Короче говоря, не прошло и часа, как Валя освободилась, чтобы дать официальные показания по поводу некоторых соображений Александра Борисовича, которые он, как должностное лицо, естественно, тут же и высказал. А для этого им надо было найти подходящее место для разговора под протокол. И с ней, и с ее матерью, которая тоже могла что-то знать о расследовании Германа Николаевича, он ведь жил рядом с ней, возможно, они обменивались мнениями. Аргумент железный, начальник госпиталя вынужден был согласиться с ним и дать свое разрешение на дополнительное дежурство в палате, где находился Герман Николаевич Ванюшин.
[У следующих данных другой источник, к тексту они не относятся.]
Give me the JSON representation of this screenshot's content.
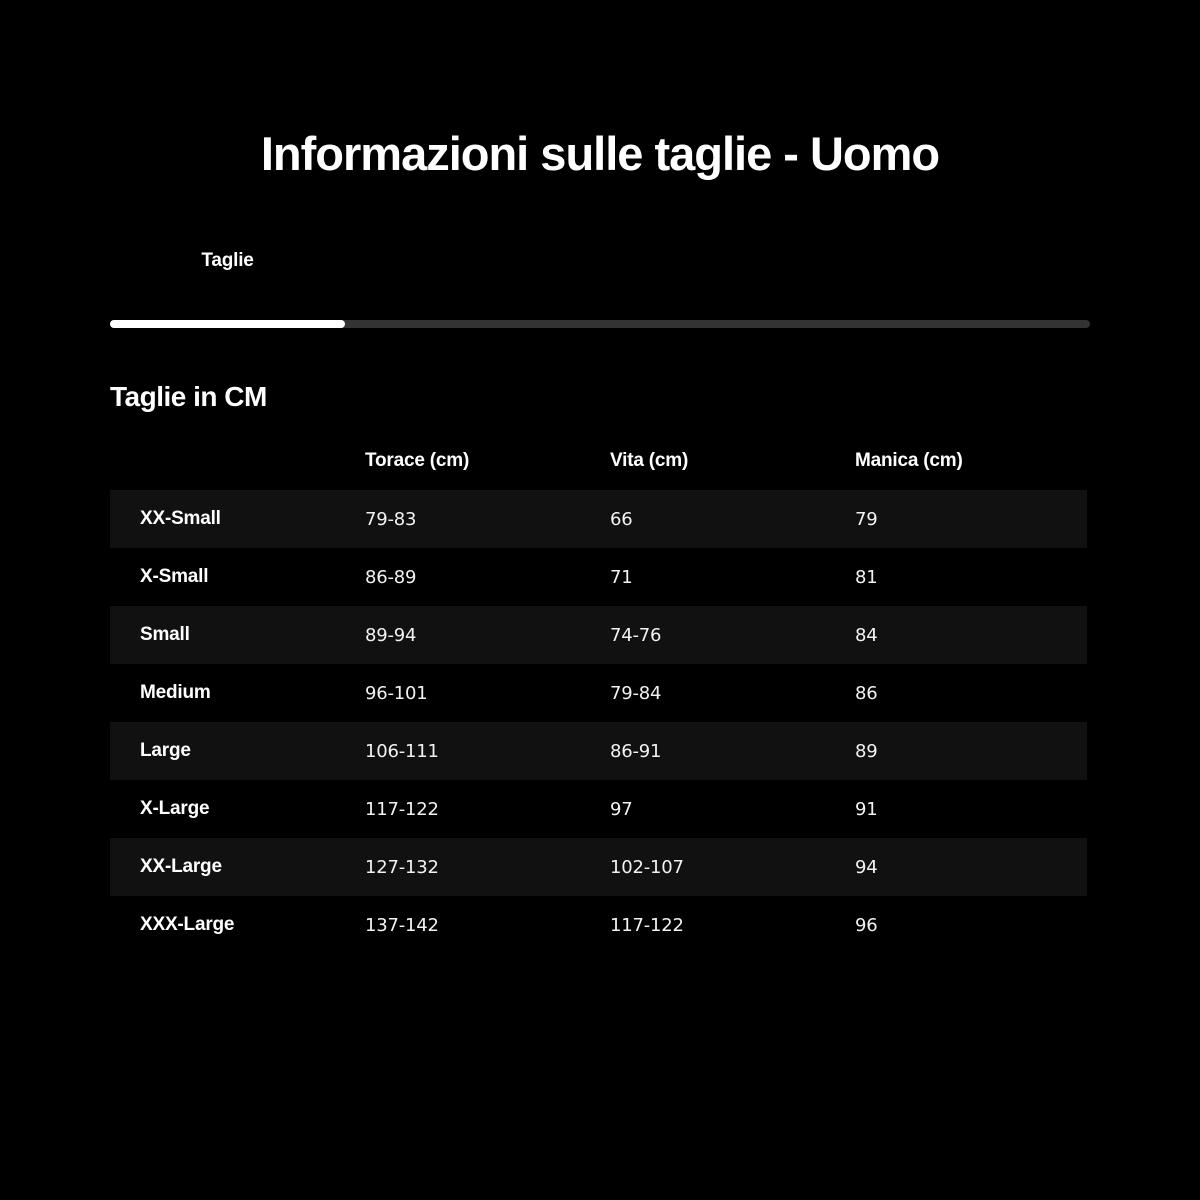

Отпустив Валю, которая пошла в палату, чтобы проверить еще раз, что надо будет привезти для мужа, Турецкий не преминул поинтересоваться у Судакова, как же так случилось, что здесь, в его госпитале, посреди бела дня, был убит бизнесмен Неделин? Это что, халатность чья-то или злой умысел кого-то из персонала? Впрочем, времени на выслушивание подробных объяснений и оправданий руководителя медицинского учреждения у московского следователя в данный момент не было, другие дела торопили, но Александр Борисович пообещал Артемию Георгиевичу, таковы были имя и отчество Судакова, в ближайшее время вернуться к этой теме. На этой многообещающей ноте они и расстались.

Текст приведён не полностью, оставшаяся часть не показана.